If you find yourself in a real bind for some quick cash, consider the following factors before taking a cash advance:

  1. Interest rate. The interest rate for cash advances is higher than a credit card's interest rate for purchases. Unlike the purchases you make with your credit card, you begin accruing interest charges for a cash advance as soon as you withdraw the cash. Also, the lower your credit score, the higher the interest rate you will pay on cash advances. However, if you need to access cash quickly, the fees and interest rate you pay for a credit card cash advance is less than what you would pay for a payday loan.

  2. Cash advance fee. Fees are in addition to the money you pay in interest. The card company will charge you a minimum flat fee or a percentage of the amount of the advance you take. You also will pay an ATM fee when you take out the cash. Since credit card companies vary in the terms and fees they charge, it's important to read your card agreement carefully before you sign it so you know what's involved should you ever opt to take a cash advance.

  3. Length of time to repay the advance. If you're looking for a short-term loan that you plan to pay off quickly, a credit card cash advance can come in handy. And you won't be hit so hard with interest charges if you repay the money within a month. But the longer it takes you to pay back the advance, the more interest you will pay.

  4. Amount of advance. If you take a small cash advance, you will pay less in fees and interest. Regardless of the amount, however, carrying over a balance increases the total cost of the advance. Any unpaid balance each month that rolls over into the next billing period continues to accrue interest.

  5. Reason for the advance. Because of the high cost, it's not practical financially to take cash advances to pay your usual expenses and bills. If money is that tight, you need to seek help with your finances. Using the money to cover in an emergency situation is a different story, especially if you can repay the advance quickly.

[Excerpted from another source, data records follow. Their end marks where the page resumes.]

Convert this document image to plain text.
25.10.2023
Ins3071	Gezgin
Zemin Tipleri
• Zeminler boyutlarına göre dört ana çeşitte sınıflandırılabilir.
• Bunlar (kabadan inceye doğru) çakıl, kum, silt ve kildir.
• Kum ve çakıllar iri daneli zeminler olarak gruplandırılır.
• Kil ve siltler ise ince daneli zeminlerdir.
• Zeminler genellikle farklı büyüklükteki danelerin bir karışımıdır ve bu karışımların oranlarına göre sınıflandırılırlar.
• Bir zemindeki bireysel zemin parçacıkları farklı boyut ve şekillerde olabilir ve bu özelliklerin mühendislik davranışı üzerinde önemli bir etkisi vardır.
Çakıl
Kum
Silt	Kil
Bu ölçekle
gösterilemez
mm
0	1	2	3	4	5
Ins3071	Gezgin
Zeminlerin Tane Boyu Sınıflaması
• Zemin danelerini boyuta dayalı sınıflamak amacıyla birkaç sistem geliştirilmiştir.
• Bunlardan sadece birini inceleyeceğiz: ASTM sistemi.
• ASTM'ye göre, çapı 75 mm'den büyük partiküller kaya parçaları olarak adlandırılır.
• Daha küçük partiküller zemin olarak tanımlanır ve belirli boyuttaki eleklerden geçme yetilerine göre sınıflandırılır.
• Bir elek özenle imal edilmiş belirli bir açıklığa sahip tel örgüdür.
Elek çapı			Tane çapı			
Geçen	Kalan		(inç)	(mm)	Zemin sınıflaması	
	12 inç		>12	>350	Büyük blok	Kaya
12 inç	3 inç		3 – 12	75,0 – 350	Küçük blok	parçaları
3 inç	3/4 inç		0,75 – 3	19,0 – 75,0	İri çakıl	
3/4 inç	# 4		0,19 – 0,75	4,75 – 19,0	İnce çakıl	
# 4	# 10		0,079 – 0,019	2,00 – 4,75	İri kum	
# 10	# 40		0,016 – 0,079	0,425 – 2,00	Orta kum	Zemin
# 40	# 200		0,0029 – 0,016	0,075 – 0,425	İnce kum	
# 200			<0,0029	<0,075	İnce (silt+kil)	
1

  6. Balances at different interest rates. Credit card issuers generally apply the minimum payment you make to balances on your card with the lowest interest rate (normally the balance for purchases). The cash advance balance, which is charged a higher interest rate, won't decrease until you pay off the balance for purchases. If you want your card company to apply money each month to your cash advance balance, you need to pay more than the minimum monthly payment. Under federal law, card companies must apply any amounts you pay over the minimum payment due to the balance with the highest interest rate.